My shmirah partner and I chat as we drive, getting to know each other, then gradually fall silent, thinking our own thoughts. A wild rabbit, panicked by our spotlight, leaps away over rocks. In the early part of the evening, residents out for a walk or returning by car from work wave a greeting to us. At 9:30, we open the main gate for the local bus to Beersheba. The evening drags on. Around 10:30, the boys playing on the basketball court finally switch off the lights and disperse to their homes. Two dogs bark continuously in the Arab village below us.
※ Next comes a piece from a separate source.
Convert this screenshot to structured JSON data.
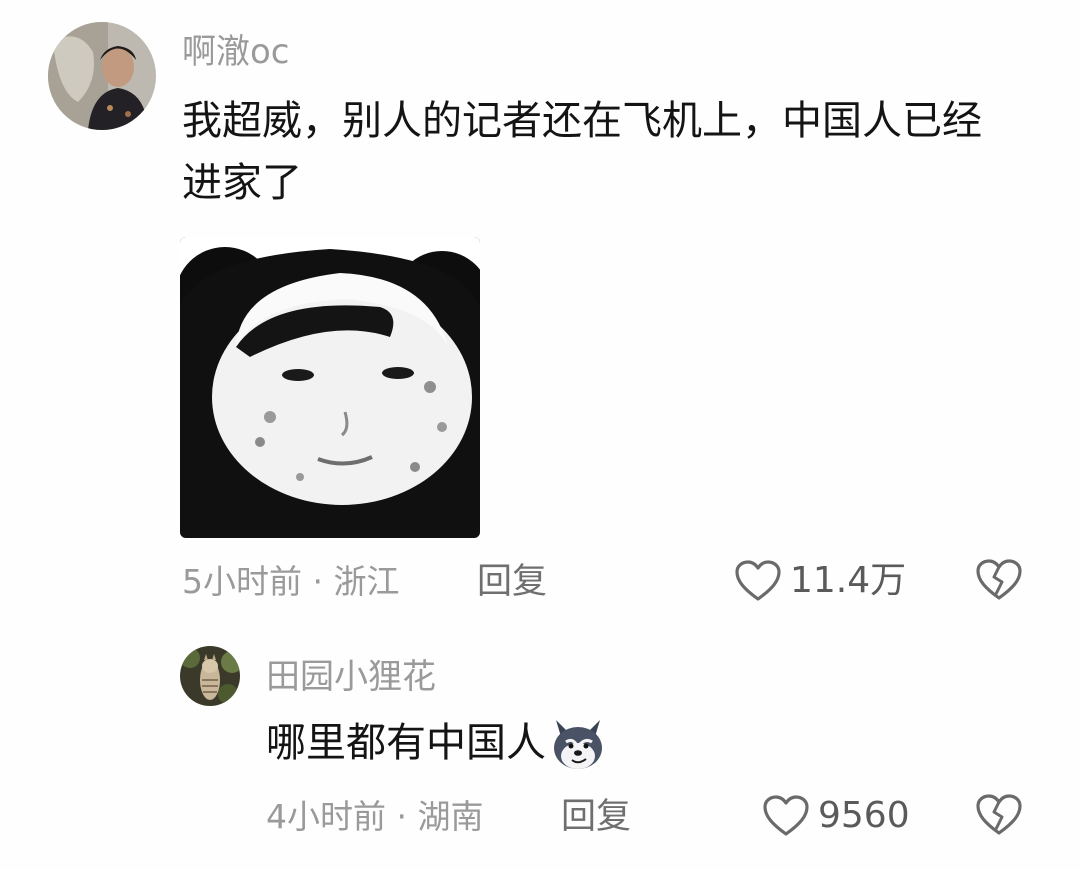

For a while, we park up on the hillside to enjoy the elevated view: the roofs and yards of our village, the highway traveling through hillsides to Jerusalem, the lights of Jewish and Arab towns stretching to the horizon. Then we go on our rounds again.

Shortly before 1 a.m., we wake two of the young soldiers sleeping in a trailer at the north edge of the village. Three soldiers are assigned to Beit Yattir on two-week rotations, and one of their jobs is to take over late-night guard duty on foot, walking the perimeter fences and checking the gates until sunup.

They are slow to wake. We wait outside until they stumble from the trailer with their M-16s slung over their shoulders, zipping up their khaki army jackets against the cold. We hand over the two-way radio that will connect them to the regional security base near Hebron, then park the Jeep. At last, my shmirah partner and I are finished.

Back in my house, I extract the ammunition clip from the M-16, check the chamber again, lean the rifle against the bedroom wall, to be returned in the morning. Something about even these small formalities excites me, as if I am a little boy playing soldier, pretending danger and courage.

It is a foolish pretense, I remind myself. Although there has never been a terrorist intrusion at Beit Yattir, the neighboring village has not been so lucky; it is not completely out of the question that I will one day be forced to face my fellow man with my weapon and his between us.

But not tonight. Tonight, I can enjoy the ordinary peaceful quiet of our rural village. Nonetheless, before I go to sleep, I double-lock the door. This, I note, was always my final gesture of the day in America, too. There, no less than here, a brutish danger lurks outside somewhere, unpredictable. Double-locking the door behind me, I recognize myself again.